Drugs on a Plane: Sherman Plano Federal Court International Jurisdiction (Part Three)
In Morrison v. National Australia Bank, 561 U.S. 247 (2010), the Supreme Court applied the presumption against extraterritoriality to securities fraud statutes. Again in Kiobel v. Royal Dutch Petroleum, 133 S.Ct. 1659 (2013), the Supreme Court applied the presumption and held the plaintiff lacked extraterritorial jurisdiction under the Alien Tort Statute. In 2016, however, in RJR Nabisco, Inc. v. European Community, 136 S.Ct. 2090 (2016), the Court held the Racketeer Influenced and Corrupt Organizations Act (RICO) could apply extraterritorially. But the Court severely limited the application of RICO to foreign conduct that violates “a predicate statute that manifests an unmistakable congressional intent to apply extraterritorially.” Still, the Court held RICO’s private right of action does not overcome the presumption. Thus, the Supreme Court has revived the presumption against extraterritoriality and reinforced a high burden to overtake the canon to apply a law extraterritorially.

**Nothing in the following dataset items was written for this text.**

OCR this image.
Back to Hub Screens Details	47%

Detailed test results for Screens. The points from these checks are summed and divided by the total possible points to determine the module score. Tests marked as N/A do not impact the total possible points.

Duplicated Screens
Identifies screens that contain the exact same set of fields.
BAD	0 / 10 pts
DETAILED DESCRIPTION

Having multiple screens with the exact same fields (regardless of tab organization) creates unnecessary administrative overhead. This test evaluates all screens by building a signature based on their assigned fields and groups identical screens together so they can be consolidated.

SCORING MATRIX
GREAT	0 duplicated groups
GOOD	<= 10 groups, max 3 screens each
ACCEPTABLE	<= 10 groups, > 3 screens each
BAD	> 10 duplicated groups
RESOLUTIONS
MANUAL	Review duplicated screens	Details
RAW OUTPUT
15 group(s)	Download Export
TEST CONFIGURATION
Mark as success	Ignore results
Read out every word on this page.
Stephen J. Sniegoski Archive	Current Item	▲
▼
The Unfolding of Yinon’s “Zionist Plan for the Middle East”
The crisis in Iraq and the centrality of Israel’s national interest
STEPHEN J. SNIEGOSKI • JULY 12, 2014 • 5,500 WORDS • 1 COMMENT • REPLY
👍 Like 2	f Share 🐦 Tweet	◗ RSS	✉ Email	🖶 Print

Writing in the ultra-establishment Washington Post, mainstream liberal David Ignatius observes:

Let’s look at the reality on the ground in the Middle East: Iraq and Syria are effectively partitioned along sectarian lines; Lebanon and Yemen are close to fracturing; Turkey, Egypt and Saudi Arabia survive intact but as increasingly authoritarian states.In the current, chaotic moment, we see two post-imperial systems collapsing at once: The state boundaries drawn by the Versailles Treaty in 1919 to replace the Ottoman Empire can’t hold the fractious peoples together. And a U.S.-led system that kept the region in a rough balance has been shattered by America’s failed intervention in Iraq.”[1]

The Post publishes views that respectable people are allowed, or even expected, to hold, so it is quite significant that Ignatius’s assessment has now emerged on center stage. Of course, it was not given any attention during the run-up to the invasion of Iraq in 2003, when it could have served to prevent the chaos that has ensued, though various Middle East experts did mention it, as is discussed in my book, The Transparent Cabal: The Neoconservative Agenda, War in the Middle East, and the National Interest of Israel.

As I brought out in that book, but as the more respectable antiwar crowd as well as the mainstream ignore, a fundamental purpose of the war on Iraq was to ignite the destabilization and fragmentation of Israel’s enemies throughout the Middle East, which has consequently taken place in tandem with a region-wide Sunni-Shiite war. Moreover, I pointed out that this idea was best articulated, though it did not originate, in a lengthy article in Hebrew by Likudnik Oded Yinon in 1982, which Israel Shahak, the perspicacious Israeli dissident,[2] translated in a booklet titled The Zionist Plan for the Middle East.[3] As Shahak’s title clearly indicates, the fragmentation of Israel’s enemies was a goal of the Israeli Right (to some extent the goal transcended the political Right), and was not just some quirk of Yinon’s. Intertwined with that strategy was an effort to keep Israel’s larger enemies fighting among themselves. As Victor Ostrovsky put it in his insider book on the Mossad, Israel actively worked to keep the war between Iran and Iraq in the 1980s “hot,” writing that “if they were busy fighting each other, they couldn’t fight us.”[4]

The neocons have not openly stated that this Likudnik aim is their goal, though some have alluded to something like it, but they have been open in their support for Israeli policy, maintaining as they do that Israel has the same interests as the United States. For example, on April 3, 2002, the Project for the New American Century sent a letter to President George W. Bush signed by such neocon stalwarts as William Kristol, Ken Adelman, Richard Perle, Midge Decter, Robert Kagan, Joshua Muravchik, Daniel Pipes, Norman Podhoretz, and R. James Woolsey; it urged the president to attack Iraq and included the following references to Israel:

Under 959(c)(2) cases, a member of a drug conspiracy who are actually on board the aircraft have had their convictions upheld. See United States v. Epskamp F.3d 154 (2nd. Cir. 2016) (conspirators on board aircraft with cocaine on runway); United States v. Knowles, 197 F. Supp. 3d 143 (D.D.C. 2016), later affirmed by United States v. Thompson 921 F.3d 263 (D.C. Cir. 2019) (pilot and primary trafficker arrested in Haiti when US-registered aircraft was detained); United States v. Bodye, 172 F. Supp.3d 15 (D.C. Cir. 2016) (conspirators actually flew cocaine on US-registered planes); United States v. Lawrence, 727 F.3d 386 (5th Cir. 2019) (United States citizen defendants personally transported drugs on commercial airplanes from South America to United Kingdom); United States v. Rojas, 812 F.3d 382 (5th Cir. 2016) (one defendant piloted plane with 600 kilograms of cocaine).